“The patient’s experience is key for us.”
For patients it’s not only the outcome that matters but also the convenience. Dr. Drew Rossi gave us insights into how he educates patients, why he switched to non-autologous grafts and why he invests time in lecturing and mentoring.
If you need medical or dental treatment, are you someone who wants to know everything about the therapy, or are you someone who completely trusts your health care professional?
Dr. Rossi: I tend to be very exacting – that’s my personality. I tend to research things, talk with my healthcare colleagues and educate myself.
Do you Google diagnoses and treatments?
Sometimes. But what I really like to do is talk to colleagues. I don’t think you can trust everything you see on the internet.
How about your patients – do they have specific expectations?
A lot of them do. Many of our pateints are referrals. Often their primary care dentists have already explained what I do and what I will probably recommend. And many of them are well educated professionals themselves. I don’t like them YouTubing treatments because this tends to frighten them away. But they do it anyway.
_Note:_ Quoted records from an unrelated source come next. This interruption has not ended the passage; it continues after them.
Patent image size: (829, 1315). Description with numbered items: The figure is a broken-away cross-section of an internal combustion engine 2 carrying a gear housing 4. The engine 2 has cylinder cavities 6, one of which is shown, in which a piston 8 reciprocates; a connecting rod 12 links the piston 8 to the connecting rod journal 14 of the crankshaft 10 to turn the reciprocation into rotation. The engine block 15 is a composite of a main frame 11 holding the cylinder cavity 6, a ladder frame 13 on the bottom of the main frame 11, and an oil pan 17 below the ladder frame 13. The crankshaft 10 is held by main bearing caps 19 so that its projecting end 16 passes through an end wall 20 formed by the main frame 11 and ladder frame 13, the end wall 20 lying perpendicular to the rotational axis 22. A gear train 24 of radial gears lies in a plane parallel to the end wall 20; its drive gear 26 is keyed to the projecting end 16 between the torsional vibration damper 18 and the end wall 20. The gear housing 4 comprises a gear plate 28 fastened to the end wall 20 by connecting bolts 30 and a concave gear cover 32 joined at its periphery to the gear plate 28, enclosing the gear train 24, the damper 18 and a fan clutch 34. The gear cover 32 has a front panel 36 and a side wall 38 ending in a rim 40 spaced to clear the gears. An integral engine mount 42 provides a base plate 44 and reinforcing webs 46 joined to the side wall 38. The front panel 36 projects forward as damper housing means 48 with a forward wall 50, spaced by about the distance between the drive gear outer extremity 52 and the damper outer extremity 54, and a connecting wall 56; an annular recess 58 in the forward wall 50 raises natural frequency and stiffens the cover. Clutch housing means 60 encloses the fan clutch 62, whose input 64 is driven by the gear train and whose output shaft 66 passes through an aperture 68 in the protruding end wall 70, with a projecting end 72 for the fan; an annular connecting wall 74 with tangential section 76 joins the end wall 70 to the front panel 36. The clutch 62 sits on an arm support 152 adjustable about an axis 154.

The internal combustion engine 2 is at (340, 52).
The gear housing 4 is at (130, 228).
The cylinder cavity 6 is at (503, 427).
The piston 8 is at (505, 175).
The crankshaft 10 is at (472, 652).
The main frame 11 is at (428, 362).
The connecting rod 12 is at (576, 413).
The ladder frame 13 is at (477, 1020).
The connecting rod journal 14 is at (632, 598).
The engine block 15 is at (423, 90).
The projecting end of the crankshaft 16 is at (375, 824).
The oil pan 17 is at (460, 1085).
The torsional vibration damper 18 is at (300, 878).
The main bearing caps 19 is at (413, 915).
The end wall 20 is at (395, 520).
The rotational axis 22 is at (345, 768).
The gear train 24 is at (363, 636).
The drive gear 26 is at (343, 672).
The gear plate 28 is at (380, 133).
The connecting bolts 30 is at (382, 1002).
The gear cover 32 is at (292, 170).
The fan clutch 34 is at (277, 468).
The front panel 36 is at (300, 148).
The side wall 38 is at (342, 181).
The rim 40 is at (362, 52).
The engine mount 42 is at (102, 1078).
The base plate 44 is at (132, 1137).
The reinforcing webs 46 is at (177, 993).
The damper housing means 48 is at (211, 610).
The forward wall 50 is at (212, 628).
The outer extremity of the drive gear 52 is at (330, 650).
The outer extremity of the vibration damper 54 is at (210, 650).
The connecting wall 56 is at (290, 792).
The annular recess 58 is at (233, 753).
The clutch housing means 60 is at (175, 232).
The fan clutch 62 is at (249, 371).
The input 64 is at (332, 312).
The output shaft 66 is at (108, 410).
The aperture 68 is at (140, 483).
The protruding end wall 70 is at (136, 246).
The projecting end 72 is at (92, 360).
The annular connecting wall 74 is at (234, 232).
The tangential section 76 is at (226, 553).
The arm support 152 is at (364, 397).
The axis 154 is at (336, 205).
Could you give an example?
The Pinhole Technique is very well marketed in the US. A lot of people come and request this treatment, because they saw it on TV or on the internet. It’s the same with other soft tissue augmentation procedures. I am always honest with my patients. If I am not convinced of a procedure or biomaterial because it is not backed by research, I don’t offer it.
What is key for you when you explain treatments to your patients?
To be aware of their wishes and how they respond. We can talk about scientific literature or the amount of keratinized tissue needed, but they tend not to respond to that. Most patients respond to emotions, like before and after pictures. For example, if they are coming in for soft tissue treatments, they want to look better, and they want to reach this goal with a convenient procedure. Sometimes they are also afraid. Fear is a frequent problem in dental offices, so we have to deal with this. The patient’s experience is key for us.
“What matters for the patients, apart from the treatment outcome, is the time they spend in the operation chair and post-operative pain.”
Patient reported outcome measures are becoming more and more relevant. Do you measure patient satisfaction systematically?
When we do research we do – to quantitatively measure their opinions. But in our daily practice we don’t. We care a lot about patient experience, even if we don’t analyze it in a scientific way. Patient satisfaction with treatments and outcomes drives our referrals and helps us attract more patients by word of mouth.
Has your approach changed over time?
Yes, definitely. What matters for the patients, apart from the treatment outcome, is the time they spend in the operation chair and post-operative pain. When I started practicing, I used autologous tissue every single time because it was the gold standard. But when I moved into private practice I realized that patients tend to be way more satisfied when we use non-autologous tissue, and we are still getting excellent results. Nowadays I tend to use more non-autogenous tissue and offer a palate-free approach.
Sometimes regenerative treatments do not aim at correcting a defect but rather preventing tissue loss or decreasing vulnerability. In the US this is called “phenotype modification therapy”. Are these proactive and preventive regenerative treatments more difficult to sell and explain?
Yes, because patients do not typically ask us for this kind of therapy. We educate our referral base on such treatments and patient cases. Often patients don’t even realize that they have an issue. Also, when general dentists graduate from dental school they are not aware of, for example, the importance of keratinized tissue. If it is hard to sell this idea to dentists, it is even harder to sell it to the public.
These treatments might take an initial investment but pay off over time...
If we are doing a large implant case, we know that augmenting the keratinized tissue is going to increase long-term success. We are performing phenotype modification therapy to protect our results. We don’t want to fix peri-implantitis or peri-implant mucositis later on for free.
What is the future of regenerative dentistry?
I am sure that preventative therapies will become more and more relevant, but this involves a lot of patient education. And the focus on patient reported outcome measures will increase, also in the literature. We will not be focusing on a half millimeter soft tissue gain but rather patient experience and comfort.
What are the biggest challenges in this respect?
One hundred percent education. After finishing dental school most dentists have only basic knowledge. A topic like phenotype modification is covered very briefly, if at all. Therefore, we must educate our fellow colleagues, for example, at congresses or through mentoring. I lecture for my referral base and continually mentor. Education does not stop with school.